Africa Growth Story Unravels
June 14, 2016
Bloomberg

The continent was once so lauded as the next big investment destination that it lured the likes of former Barclays UK CEO Bob Diamond, who started a business focused on buying African financial-services companies. Now, Africa’s fading economies risk taking down more lenders with them. “Two years ago the ‘Africa Rising’ story was probably overblown,” said Ronak Gadhia, a research analyst at Exotix Partners, in London.“Those investors with hot money have been disappointed and are withdrawing.”

Evidence of the fallout is mounting. Kenya and Zambia are each grappling with a series of bank failures, and lenders in Nigeria and Ghana are struggling with declining profit and depleted capital levels.

Deals are also drying up, with initial public offerings and debt sales plummeting, when only last year bankers from Standard Chartered to Citigroup were criss-crossing the continent wrapping up mandates.

“Financial stability risks have risen across sub-Saharan Africa,” Adesoji Solanke, Renaissance Capital’s head of research in Nigeria, said last month.

A slowdown in China, Africa’s biggest trading partner, a commodity rout, depreciating currencies, widening government budget deficits, and an energy shortfall are all combining to change the playing field.

The International Monetary Fund cut its 2016 economic growth forecast for sub-Saharan Africa from 4 percent to 3 percent.

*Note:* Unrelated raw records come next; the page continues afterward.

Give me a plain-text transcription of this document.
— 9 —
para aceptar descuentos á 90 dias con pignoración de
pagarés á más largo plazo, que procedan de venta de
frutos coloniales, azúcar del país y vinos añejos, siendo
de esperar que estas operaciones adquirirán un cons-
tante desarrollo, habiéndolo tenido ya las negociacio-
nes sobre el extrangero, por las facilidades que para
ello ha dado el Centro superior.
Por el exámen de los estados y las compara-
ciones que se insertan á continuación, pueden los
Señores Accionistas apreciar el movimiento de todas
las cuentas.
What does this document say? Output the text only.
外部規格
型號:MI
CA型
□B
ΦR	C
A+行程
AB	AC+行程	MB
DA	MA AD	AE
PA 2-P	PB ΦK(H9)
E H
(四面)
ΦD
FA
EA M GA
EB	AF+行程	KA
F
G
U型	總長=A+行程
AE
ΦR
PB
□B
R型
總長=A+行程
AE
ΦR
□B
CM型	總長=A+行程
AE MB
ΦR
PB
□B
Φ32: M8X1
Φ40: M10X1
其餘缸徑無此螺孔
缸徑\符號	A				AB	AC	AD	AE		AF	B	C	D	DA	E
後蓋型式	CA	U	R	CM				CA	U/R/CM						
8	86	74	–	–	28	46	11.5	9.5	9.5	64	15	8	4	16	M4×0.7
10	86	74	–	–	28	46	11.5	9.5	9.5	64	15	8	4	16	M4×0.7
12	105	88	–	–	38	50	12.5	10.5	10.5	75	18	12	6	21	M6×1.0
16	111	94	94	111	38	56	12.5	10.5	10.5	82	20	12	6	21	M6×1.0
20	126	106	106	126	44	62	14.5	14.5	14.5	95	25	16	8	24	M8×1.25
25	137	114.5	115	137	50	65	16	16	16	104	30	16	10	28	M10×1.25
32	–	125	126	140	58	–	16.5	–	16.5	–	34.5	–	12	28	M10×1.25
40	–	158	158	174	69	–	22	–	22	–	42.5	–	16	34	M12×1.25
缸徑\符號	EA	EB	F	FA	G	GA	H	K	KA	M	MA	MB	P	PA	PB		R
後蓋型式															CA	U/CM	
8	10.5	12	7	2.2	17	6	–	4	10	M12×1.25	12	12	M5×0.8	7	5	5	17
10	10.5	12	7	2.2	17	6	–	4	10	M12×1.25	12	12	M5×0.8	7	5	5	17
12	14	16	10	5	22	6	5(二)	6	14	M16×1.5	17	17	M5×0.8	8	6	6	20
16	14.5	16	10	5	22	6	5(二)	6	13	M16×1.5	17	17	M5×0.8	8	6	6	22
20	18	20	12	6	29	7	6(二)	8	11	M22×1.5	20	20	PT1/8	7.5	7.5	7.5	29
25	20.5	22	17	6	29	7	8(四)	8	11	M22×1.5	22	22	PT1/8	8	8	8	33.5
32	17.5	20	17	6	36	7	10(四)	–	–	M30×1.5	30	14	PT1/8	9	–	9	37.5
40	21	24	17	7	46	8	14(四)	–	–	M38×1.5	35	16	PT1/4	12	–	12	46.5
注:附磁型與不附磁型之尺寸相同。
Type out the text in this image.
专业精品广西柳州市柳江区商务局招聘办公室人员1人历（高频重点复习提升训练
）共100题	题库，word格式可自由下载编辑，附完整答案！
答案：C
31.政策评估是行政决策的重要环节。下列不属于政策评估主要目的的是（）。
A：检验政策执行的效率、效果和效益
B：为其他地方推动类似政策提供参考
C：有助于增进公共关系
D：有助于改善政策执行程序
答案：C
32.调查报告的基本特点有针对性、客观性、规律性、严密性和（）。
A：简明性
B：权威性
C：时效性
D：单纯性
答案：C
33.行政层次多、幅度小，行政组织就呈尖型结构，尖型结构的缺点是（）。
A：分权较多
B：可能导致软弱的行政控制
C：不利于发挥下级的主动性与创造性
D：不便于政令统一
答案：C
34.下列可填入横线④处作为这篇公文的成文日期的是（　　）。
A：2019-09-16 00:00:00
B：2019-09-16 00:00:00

“The markets most at risk are those with loans highly concentrated by sector, for example the oil and gas sector in Nigeria,” said Andy Bates, head of Africa financial services for Ernest and Young, in Johannesburg.

Banks exposed to the copper industry in Zambia and the Democratic Republic of the Congo are also at threat, whereas in Ghana and Mozambique rising government debt and current-account deficits will “invariably place strain on banks,” Bates said.

A number of “red flags” are signalling the potential for crisis, Mahin Dissanayake, a director at the financial institutions unit of Fitch Ratings, said in Lusaka, Zambia, on Thursday.

“There’s a very close link between sovereign risk and bank risk,” he said.

“It is only a matter of time until the weaker operating environment catches up with even strong banks and, therefore, we might see pressure on earnings, pressure on capital and pressure on asset quality.”

Three Kenyan lenders have collapsed in the past year, mainly because the country’s biggest banks hold most of the cash in the system.

This despite the government forecasting gross domestic product growth of 6.1 percent this year.

Ghana, which last year expanded at its slowest in 20 years, has six banks struggling to make returns, and Zambian authorities have seized three financial services firms and another four are battling for income.

But for those willing to navigate the risks, expansion opportunities have opened. FirstRand and Nedbank have expressed interest in Kenya.

Gadhia said Africa’s growth story is not over because of its young and growing population.

“The dedicated money is still in Africa,” Gadhia said. “The opportunity remains. It is still under-penetrated with fairly fast-growing economies.

People forget what a frontier market really is – there are risks and cycles.”